Poi, al termine della prima settimana, giunse
il momento di riprendere in parte la vita normale, osservando solo il mezzo lutto
per il resto del mese.

“Come faremo adesso?”

“Sarah ha bisogno di aiuto al mercato. Non
guadagnerò molto, ma almeno avremo da mangiare. Tu piuttosto dovrai farti
forza. Ormai sei  capofamiglia.”

Yakov finora frequentava il Primo Collegio
Ebraico, all’angolo tra via Richelevskaya e via Tritskaya. La maggior parte
delle scuole ebraiche di Odessa erano scuole religiose e non vi si insegnavano
materie secolari. In questo collegio invece i programmi comprendevano anche lo
studio di russo e tedesco, matematica e biologia, storia e geografia,
computisteria e diritto.

“Cercherò un lavoro”

“Ti dispiace molto?”

A Yakov non dispiaceva cominciare a lavorare.
Lo addolorava separarsi dai compagni di scuola. A Sonia si strinsero gli occhi.
Yakov rifletté un momento, poi continuò: “In due o tre anni prenderò il diploma
come privatista”

“È un peccato che tu non sia già diplomato.
Avresti potuto continuare a lavorare con i clienti di papà.” Il suo grande
desiderio sarebbe stato che Yakov potesse continuare gli studi all’Università a
Kiev e magari diventare medico, ma se questo era quasi impensabile prima, ora
era del tutto impossibile.

“Andrò a cercare un lavoro al porto. Lì c’è
sempre bisogno di braccia.”

Cercò di dissuaderlo. Ne apprezzava la buona
volontà, ma se avesse cominciato a fare il facchino avrebbe fatto il facchino
per tutta la vita. Non era questa la strada da intraprendere.
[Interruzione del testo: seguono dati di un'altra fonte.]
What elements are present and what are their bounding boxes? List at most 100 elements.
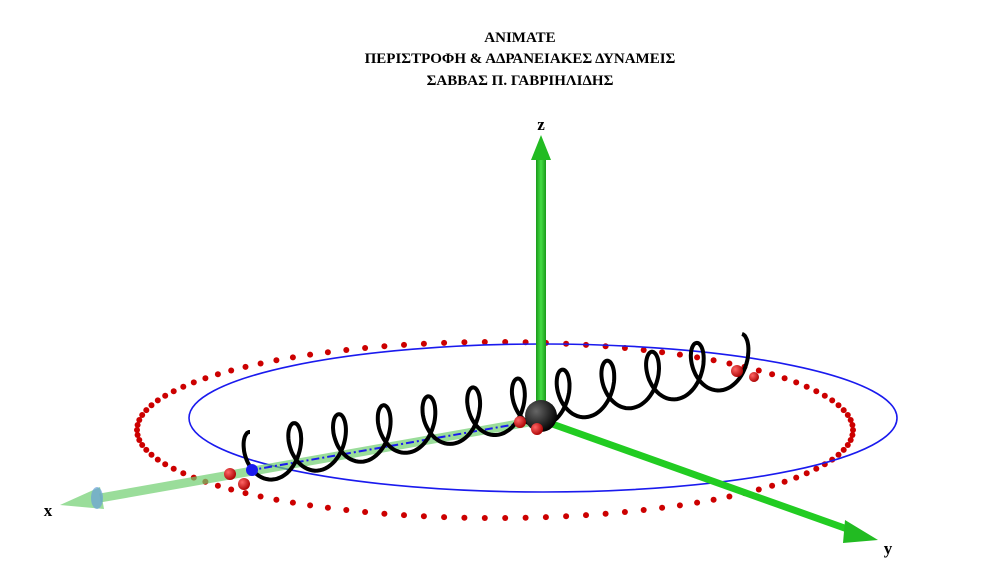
orbit-dot: [307, 351, 314, 358]
orbit-dot: [289, 499, 296, 506]
orbit-dot: [401, 512, 407, 519]
orbit-dot: [461, 514, 468, 521]
orbit-dot: [769, 371, 776, 378]
orbit-dot: [401, 341, 407, 348]
orbit-dot: [420, 340, 427, 347]
orbit-dot: [835, 402, 842, 409]
orbit-dot: [214, 371, 221, 378]
orbit-dot: [170, 388, 177, 395]
orbit-dot: [324, 504, 331, 511]
orbit-dot: [769, 482, 776, 489]
ball: [731, 365, 743, 377]
orbit-dot: [343, 347, 350, 353]
axis-label: y: [884, 539, 893, 558]
orbit-dot: [242, 490, 249, 497]
orbit-dot: [242, 363, 249, 370]
orbit-dot: [502, 339, 509, 345]
orbit-dot: [381, 343, 388, 350]
orbit-dot: [710, 357, 717, 364]
title-line: ΠΕΡΙΣΤΡΟΦΗ & ΑΔΡΑΝΕΙΑΚΕΣ ΔΥΝΑΜΕΙΣ: [365, 51, 676, 67]
ball: [749, 372, 759, 382]
orbit-dot: [502, 515, 509, 521]
orbit-dot: [420, 513, 427, 520]
orbit-dot: [481, 515, 488, 521]
y-arrow: [843, 520, 878, 543]
orbit-dot: [840, 446, 847, 453]
orbit-dot: [694, 354, 701, 361]
orbit-dot: [143, 446, 150, 453]
orbit-dot: [273, 496, 280, 503]
orbit-dot: [148, 402, 155, 409]
orbit-dot: [148, 451, 155, 458]
orbit-dot: [840, 407, 847, 414]
orbit-dot: [162, 461, 169, 468]
orbit-dot: [583, 512, 589, 519]
orbit-dot: [289, 354, 296, 361]
title-line: ANIMATE: [484, 30, 555, 46]
orbit-dot: [343, 507, 350, 513]
orbit-dot: [481, 339, 488, 345]
orbit-dot: [793, 379, 800, 386]
orbit-dot: [710, 496, 717, 503]
orbit-dot: [136, 437, 143, 443]
orbit-dot: [563, 513, 570, 520]
axis-label: x: [44, 501, 53, 520]
orbit-dot: [143, 407, 150, 414]
orbit-dot: [136, 417, 143, 423]
orbit-dot: [849, 432, 856, 438]
orbit-dot: [228, 367, 235, 374]
orbit-dot: [273, 357, 280, 364]
orbit-dot: [829, 397, 836, 404]
orbit-dot: [228, 486, 235, 493]
orbit-dot: [154, 397, 161, 404]
orbit-dot: [726, 360, 733, 367]
orbit-dot: [694, 499, 701, 506]
orbit-dot: [821, 392, 828, 399]
orbit-dot: [139, 412, 146, 418]
orbit-dot: [522, 514, 529, 521]
orbit-dot: [170, 465, 177, 472]
orbit-dot: [813, 388, 820, 395]
orbit-dot: [813, 465, 820, 472]
orbit-dot: [139, 442, 146, 448]
title-line: ΣΑΒΒΑΣ Π. ΓΑΒΡΙΗΛΙΔΗΣ: [427, 73, 614, 89]
orbit-dot: [324, 349, 331, 356]
orbit-dot: [190, 379, 197, 386]
orbit-dot: [726, 493, 733, 500]
orbit-dot: [847, 417, 854, 423]
orbit-dot: [381, 510, 388, 517]
orbit-dot: [202, 375, 209, 382]
ball: [531, 423, 543, 435]
x-arrow-base: [91, 487, 103, 509]
orbit-dot: [755, 367, 762, 374]
orbit-dot: [257, 360, 264, 367]
orbit-dot: [676, 351, 683, 358]
mass: [246, 464, 258, 476]
orbit-dot: [362, 509, 369, 515]
orbit-dot: [134, 432, 141, 438]
z-arrow: [531, 135, 551, 160]
orbit-dot: [162, 392, 169, 399]
orbit-dot: [154, 456, 161, 463]
orbit-dot: [134, 427, 140, 433]
orbit-dot: [180, 383, 187, 390]
y-axis: [539, 416, 852, 534]
ball: [238, 478, 250, 490]
orbit-dot: [659, 504, 666, 511]
orbit-dot: [134, 422, 141, 428]
orbit-dot: [781, 375, 788, 382]
orbit-dot: [849, 422, 856, 428]
orbit-dot: [640, 507, 647, 513]
orbit-dot: [676, 502, 683, 509]
orbit-dot: [803, 383, 810, 390]
orbit-dot: [307, 502, 314, 509]
orbit-dot: [850, 427, 856, 433]
orbit-dot: [755, 486, 762, 493]
orbit-dot: [781, 478, 788, 485]
axis-label: z: [537, 115, 545, 134]
orbit-dot: [844, 442, 851, 448]
orbit-dot: [803, 470, 810, 477]
orbit-dot: [640, 347, 647, 353]
ball: [224, 468, 236, 480]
“Non voglio perdere giorni andando in giro a
cercar lavoro. Al porto c’è sempre da fare.”

“Ma non occorre che tu cominci a lavorare
subito. Tuo papà ci ha lasciato qualche risparmio. Con un po’ di apprendistato,
ci sono tanti lavori che potresti fare qui vicino a casa.”

“Ho quasi diciassette anni. Voglio lavorare
con le mie braccia subito. E poi voglio allontanarmi da qui, almeno durante il
giorno, almeno in questi giorni.”

Davanti all’insistenza del figlio Sonia
acconsentì: “Per me è una stupidaggine – ribadì – ma non ti può far male. Ti
preparerò il mangiare cashèr da
portarti dietro ogni mattina.”

Poi, per la prima volta, affrontarono insieme
l’argomento del pogrom: perché era
successo, come era possibile che esistesse tanta crudeltà?

“Certi ucraini sono delle bestie. Papà mi
aveva parlato tante volte del grande pogrom
di cinque anni fa e poi me lo ricordo anch’io. Perèsyp era stata risparmiata solo
per caso, diceva papà. Lui comunque dava la colpa del pogrom al governo, che aveva perso la guerra con il Giappone e
aveva bisogno di un capro espiatorio per far sfogare la gente.”

“Papà era sempre così. Invece che dare la colpa
alle persone dava la colpa al governo. Adesso non c’entra il Giappone, eppure
lo hanno ucciso. Perché odiano gli ebrei. Perché sono cristiani. Gli ebrei
hanno sempre sofferto da quando sono stati cacciati dalla terra d’Israele”.

In parte pensava così anche Yakov, ma gli
sembrava di dover cercare anche un’altra spiegazione. Un gruppo di ebrei di Perèsyp
si era recato in delegazione a portare i ringraziamenti della comunità ad Anton
e ai suoi compagni che si erano esposti al pericolo per proteggerli. Yakov
voleva capire, voleva risposta a una domanda che lo tormentava: perché di quei
cristiani qualcuno li aveva attaccati con i bastoni e qualcuno invece li aveva
difesi con le icone?

“La gente soffre. Lavorano come dei dannati e
non guadagnano abbastanza per vivere. Quelli che erano servi della gleba fino a
pochi anni fa, il governo li tiene ignoranti, li usa come carne da macello e
usa noi ebrei come bersaglio della loro rabbia.”